I hesitated. When I make up my mind to do something, it takes a lot to make me turn around. The cyclists said the bears were near the second lookout, and I still had a ways to go before I got there. Maybe by the time I arrived, they’d be gone.
I kept riding.
They weren’t gone.
Reluctantly I turned around, but I wasn’t happy with the arrangement.
I rode about a kilometer down when, to my surprise, the two cyclists had returned, and this time they’d brought friends. A posse. Huh. I turned around and followed them back up. The bears were still there, but the other cyclists managed to scare them away and we made it to the top without being chased. Mischief managed.
However, I was not so lucky in the water.
I’ve always been a brave open-water swimmer because, as some of you might know, I like to live in denial. Denial works for me. Nothing will get me, or bother me, or chase me, because stuff like that only happens to other people.
The thing with denial is, it doesn’t stand up well to reality.
One rainy morning, my son and I went for an early morning open-water swim at Jericho. The water was calm. The beach was empty.
“There might be seals,” he said with a note of fear in his voice. “Two of them. They seem to live here, like it’s their territory.”
I started laughing. “So what? Seals are cute.”
He lifted an eyebrow.
“Don’t worry,” I said. “I’ll protect you.”
We swam out to the far buoy, stopped to check on each other, and he said, “Look. Over there.”

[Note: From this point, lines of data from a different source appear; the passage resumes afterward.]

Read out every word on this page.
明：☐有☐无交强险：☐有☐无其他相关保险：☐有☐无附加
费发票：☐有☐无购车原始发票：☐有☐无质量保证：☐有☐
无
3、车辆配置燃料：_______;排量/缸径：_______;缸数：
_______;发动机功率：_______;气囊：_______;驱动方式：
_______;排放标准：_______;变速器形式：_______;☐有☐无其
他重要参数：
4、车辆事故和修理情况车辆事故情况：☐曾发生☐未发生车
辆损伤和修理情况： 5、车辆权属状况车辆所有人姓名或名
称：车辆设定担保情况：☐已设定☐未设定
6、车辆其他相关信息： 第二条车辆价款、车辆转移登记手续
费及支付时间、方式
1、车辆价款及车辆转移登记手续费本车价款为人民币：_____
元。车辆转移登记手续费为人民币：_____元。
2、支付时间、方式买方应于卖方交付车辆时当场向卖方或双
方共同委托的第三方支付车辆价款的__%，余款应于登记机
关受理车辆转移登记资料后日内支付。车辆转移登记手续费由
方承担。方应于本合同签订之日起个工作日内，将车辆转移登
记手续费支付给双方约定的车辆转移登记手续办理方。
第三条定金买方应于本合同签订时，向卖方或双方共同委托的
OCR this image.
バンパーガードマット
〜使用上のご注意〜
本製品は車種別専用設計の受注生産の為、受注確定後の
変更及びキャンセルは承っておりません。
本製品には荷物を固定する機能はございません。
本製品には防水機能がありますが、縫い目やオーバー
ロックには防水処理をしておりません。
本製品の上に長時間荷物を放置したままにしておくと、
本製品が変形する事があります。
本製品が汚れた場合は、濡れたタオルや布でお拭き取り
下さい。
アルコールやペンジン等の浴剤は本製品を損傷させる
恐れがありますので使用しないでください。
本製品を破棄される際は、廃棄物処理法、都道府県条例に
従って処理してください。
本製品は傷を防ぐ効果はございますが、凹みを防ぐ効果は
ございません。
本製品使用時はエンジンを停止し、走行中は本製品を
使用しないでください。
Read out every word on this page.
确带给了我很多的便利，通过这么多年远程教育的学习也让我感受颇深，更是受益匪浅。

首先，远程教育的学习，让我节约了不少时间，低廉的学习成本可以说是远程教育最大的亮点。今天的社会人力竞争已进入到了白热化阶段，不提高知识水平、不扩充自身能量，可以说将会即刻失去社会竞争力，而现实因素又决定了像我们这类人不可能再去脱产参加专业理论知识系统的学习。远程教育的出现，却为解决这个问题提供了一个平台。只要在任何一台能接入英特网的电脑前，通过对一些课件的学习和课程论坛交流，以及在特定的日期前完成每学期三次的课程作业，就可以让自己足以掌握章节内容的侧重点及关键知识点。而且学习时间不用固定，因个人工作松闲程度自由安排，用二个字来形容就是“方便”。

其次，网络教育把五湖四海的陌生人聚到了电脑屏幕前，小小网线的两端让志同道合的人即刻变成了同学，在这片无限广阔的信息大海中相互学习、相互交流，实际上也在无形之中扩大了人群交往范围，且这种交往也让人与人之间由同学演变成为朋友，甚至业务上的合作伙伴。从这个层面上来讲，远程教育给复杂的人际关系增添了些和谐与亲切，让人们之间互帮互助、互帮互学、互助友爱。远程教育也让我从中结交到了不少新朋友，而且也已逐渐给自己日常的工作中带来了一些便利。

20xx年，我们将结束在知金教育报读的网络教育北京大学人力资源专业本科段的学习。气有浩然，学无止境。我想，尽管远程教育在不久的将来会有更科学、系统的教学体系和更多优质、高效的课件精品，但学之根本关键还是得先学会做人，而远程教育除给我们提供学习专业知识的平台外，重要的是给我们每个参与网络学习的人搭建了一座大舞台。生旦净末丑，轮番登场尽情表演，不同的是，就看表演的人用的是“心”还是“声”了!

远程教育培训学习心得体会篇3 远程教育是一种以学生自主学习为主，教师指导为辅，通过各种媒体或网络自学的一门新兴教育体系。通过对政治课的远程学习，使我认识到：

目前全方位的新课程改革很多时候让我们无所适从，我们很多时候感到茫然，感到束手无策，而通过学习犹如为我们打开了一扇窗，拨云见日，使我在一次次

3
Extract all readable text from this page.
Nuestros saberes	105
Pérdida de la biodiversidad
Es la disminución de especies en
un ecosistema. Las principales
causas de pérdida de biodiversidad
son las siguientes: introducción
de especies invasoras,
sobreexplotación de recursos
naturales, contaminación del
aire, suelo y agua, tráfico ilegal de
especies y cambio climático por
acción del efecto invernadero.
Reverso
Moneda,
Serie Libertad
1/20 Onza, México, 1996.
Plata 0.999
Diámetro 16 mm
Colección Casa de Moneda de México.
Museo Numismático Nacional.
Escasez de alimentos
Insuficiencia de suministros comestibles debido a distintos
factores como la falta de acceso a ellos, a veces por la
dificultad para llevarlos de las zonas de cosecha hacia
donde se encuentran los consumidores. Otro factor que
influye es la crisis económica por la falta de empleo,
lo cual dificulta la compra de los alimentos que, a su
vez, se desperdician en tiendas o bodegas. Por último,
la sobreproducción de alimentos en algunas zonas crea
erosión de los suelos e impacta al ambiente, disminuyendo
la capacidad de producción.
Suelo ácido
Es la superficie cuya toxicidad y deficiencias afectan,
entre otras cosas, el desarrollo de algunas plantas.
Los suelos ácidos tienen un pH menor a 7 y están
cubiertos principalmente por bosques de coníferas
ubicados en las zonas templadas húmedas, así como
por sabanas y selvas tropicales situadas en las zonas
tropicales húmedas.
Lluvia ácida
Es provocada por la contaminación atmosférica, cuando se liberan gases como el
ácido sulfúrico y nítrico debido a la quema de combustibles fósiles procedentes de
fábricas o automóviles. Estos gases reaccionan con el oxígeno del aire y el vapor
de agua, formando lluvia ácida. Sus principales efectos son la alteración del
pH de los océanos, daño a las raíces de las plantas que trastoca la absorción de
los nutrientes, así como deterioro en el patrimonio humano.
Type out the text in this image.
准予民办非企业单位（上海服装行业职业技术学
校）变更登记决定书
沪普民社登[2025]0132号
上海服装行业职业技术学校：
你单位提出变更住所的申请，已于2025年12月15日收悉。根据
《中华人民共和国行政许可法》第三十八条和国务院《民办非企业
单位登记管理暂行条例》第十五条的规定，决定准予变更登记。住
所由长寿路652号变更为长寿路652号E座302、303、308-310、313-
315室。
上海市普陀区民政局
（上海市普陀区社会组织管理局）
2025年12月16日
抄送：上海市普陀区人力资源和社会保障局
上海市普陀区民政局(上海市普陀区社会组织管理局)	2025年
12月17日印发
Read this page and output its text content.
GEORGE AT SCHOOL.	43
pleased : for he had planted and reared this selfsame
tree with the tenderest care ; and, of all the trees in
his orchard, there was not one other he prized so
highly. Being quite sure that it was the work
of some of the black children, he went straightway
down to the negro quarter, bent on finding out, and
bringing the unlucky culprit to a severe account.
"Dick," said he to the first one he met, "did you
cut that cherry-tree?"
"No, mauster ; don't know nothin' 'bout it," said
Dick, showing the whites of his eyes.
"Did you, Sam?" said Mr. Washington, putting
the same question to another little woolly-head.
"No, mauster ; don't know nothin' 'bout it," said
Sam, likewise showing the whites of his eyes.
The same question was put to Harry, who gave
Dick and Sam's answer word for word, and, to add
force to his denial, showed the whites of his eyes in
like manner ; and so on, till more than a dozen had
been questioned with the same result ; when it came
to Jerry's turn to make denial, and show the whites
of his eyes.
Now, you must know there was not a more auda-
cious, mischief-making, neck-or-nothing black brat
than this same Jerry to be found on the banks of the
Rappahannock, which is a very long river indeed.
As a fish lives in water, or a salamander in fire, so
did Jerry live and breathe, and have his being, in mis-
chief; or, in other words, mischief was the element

A little black head popped out of the water. It was a seal.
“Are you scared?” I said. And then I started talking to the seal. Hi sweetie, how are you, in the voice people use with babies and pets. It was my first mistake.
My son didn’t want to swim long, so he decided to get out and get changed. I kept swimming. I was now the only one in the water.
Or so I thought.
I swam all the way to the far side and turned around, intending to do another lap, when I felt something bump up against my feet.
Anyone who swims open water knows how the imagination can play tricks on you. You can feel seaweed and creatures and a whole host of creepies if you let yourself think about it. It’s even worse when you’re alone. So I got it under control and thought, nope, just my imagination, and pushed it out of my head.
Except then it happened again.
I swim with an orange floating Swim Buddy that hangs from a strap at my waist, so my next thought was, my feet must have touched the floaty. Except the floaty didn’t reach my feet, and the thing, whatever it was, didn’t feel like a floaty. It was hard, and cold, and it pushed against me as if it had a mind of its own.
Because it did. It was the seal.
As soon as I realized that, I had a moment of pure panic completely out of proportion to the situation. To watch me swim to shore, you would have thought I was being chased by a Great White. But there’s no accounting for terror, and when that seal kept coming back and banging itself against my feet, I swam for my life.
I was only thankful no one was on the beach to watch, because as I walked onto shore and looked behind me, that little black head popped up out of the water and I swear the damn thing was laughing at me.
In retrospect, swimming alone is probably not the best idea. If anything serious was to happen, a floating Swim Buddy wouldn’t be much of a substitute for an actual person.
And…note to Coach Stewart: “Pretend a seal is chasing you” would work for time trials. Just saying.